Impact of Point Mutation on Shiga-like Toxin 1: A Molecular Dynamics Simulation Study

Abstract

AbstractThe causative agent of gastroenteritis is Shiga toxin, which belongs to a functionally and structurally associated protein family despite each individual having a unique amino acid sequence. After entering the ER lumen and relocating the toxic domain to the cytoplasm, they alter the large subunit of rRNA, preventing protein synthesis and ribosomal damage. Shiga-like toxin-1 (SLT-1) subunit B targets glycolipid receptor Gb3, which plays a significant role in cytotoxicity. Though the mutational effect on subunit B is important for cytotoxicity study, we lack better understanding. Our present study targets the mutational impact of glycine protein at their 62thamino acid sequence of subunit B. For example, how it can alter the receptor-binding capacity and virulence. We used in silico method with GROMACS software suite (version 5.2, 2020.1) on Google Colab for a 100ns (100,000ps) simulation period and UCSF Chimera software for visualizing mutant and wild-type structure similarities.
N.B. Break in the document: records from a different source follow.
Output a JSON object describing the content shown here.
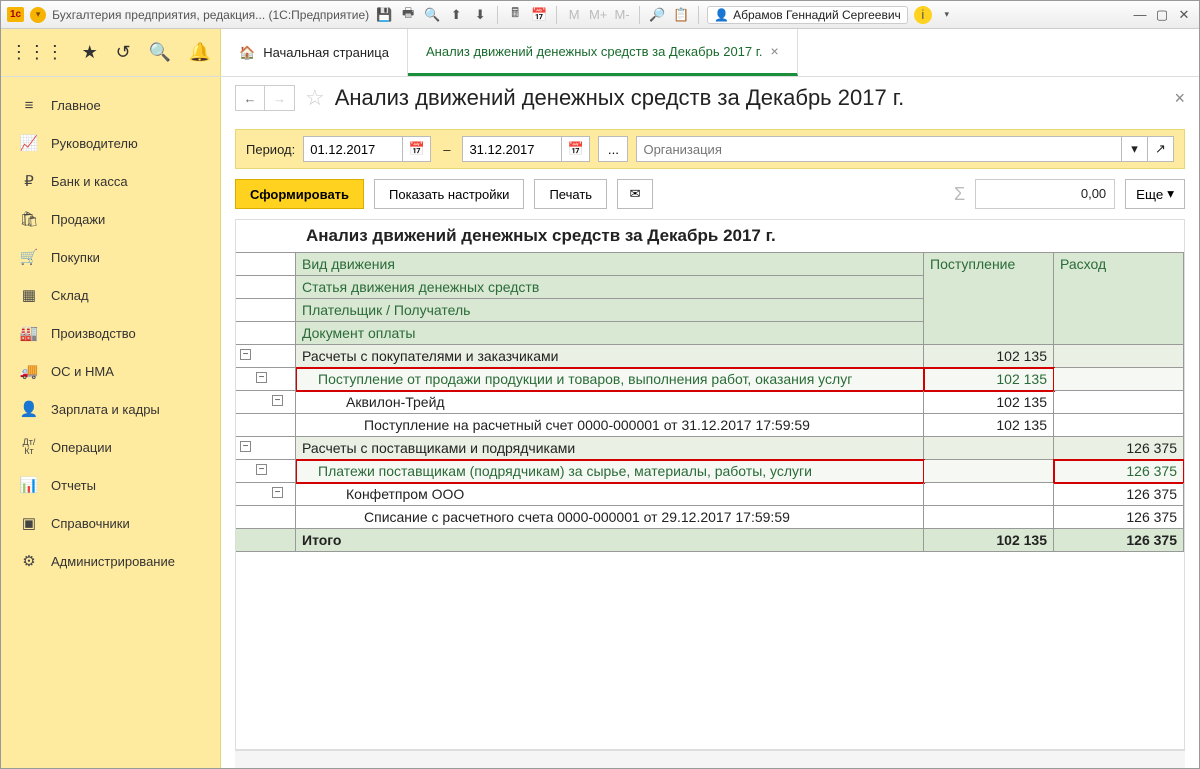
{
  "titlebar": {
    "app_title": "Бухгалтерия предприятия, редакция... (1С:Предприятие)",
    "user": "Абрамов Геннадий Сергеевич"
  },
  "tabs": {
    "home": "Начальная страница",
    "active": "Анализ движений денежных средств за Декабрь 2017 г."
  },
  "sidebar": [
    {
      "icon": "≡",
      "label": "Главное"
    },
    {
      "icon": "📈",
      "label": "Руководителю"
    },
    {
      "icon": "₽",
      "label": "Банк и касса"
    },
    {
      "icon": "🛍",
      "label": "Продажи"
    },
    {
      "icon": "🛒",
      "label": "Покупки"
    },
    {
      "icon": "▦",
      "label": "Склад"
    },
    {
      "icon": "🏭",
      "label": "Производство"
    },
    {
      "icon": "🚚",
      "label": "ОС и НМА"
    },
    {
      "icon": "👤",
      "label": "Зарплата и кадры"
    },
    {
      "icon": "Дт/Кт",
      "label": "Операции"
    },
    {
      "icon": "📊",
      "label": "Отчеты"
    },
    {
      "icon": "▣",
      "label": "Справочники"
    },
    {
      "icon": "⚙",
      "label": "Администрирование"
    }
  ],
  "page": {
    "title": "Анализ движений денежных средств за Декабрь 2017 г."
  },
  "period": {
    "label": "Период:",
    "from": "01.12.2017",
    "to": "31.12.2017",
    "org_placeholder": "Организация"
  },
  "actions": {
    "run": "Сформировать",
    "settings": "Показать настройки",
    "print": "Печать",
    "sum_value": "0,00",
    "more": "Еще"
  },
  "report": {
    "title": "Анализ движений денежных средств за Декабрь 2017 г.",
    "headers": {
      "c1a": "Вид движения",
      "c1b": "Статья движения денежных средств",
      "c1c": "Плательщик / Получатель",
      "c1d": "Документ оплаты",
      "c2": "Поступление",
      "c3": "Расход"
    },
    "rows": [
      {
        "type": "group",
        "text": "Расчеты с покупателями и заказчиками",
        "in": "102 135",
        "out": ""
      },
      {
        "type": "sub",
        "red": true,
        "text": "Поступление от продажи продукции и товаров, выполнения работ, оказания услуг",
        "in": "102 135",
        "out": ""
      },
      {
        "type": "party",
        "text": "Аквилон-Трейд",
        "in": "102 135",
        "out": ""
      },
      {
        "type": "doc",
        "text": "Поступление на расчетный счет 0000-000001 от 31.12.2017 17:59:59",
        "in": "102 135",
        "out": ""
      },
      {
        "type": "group",
        "text": "Расчеты с поставщиками и подрядчиками",
        "in": "",
        "out": "126 375"
      },
      {
        "type": "sub",
        "red": true,
        "text": "Платежи поставщикам (подрядчикам) за сырье, материалы, работы, услуги",
        "in": "",
        "out": "126 375"
      },
      {
        "type": "party",
        "text": "Конфетпром ООО",
        "in": "",
        "out": "126 375"
      },
      {
        "type": "doc",
        "text": "Списание с расчетного счета 0000-000001 от 29.12.2017 17:59:59",
        "in": "",
        "out": "126 375"
      }
    ],
    "total": {
      "label": "Итого",
      "in": "102 135",
      "out": "126 375"
    }
  }
}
Surprisingly, RMSD, RMSF, and Rg trajectories from the simulation analysis indicated a more stable and compact mutant structure than the wild type. Principle component analysis (PCA) and SASA were visualized for the entire 100ns, which pointed towards homogeneity between both structures and more solvent accessibility in the mutant structure. This mutation may elevate receptor-binding and virulence capacity. Moreover, this finding can offer a better insight for future vaccine production.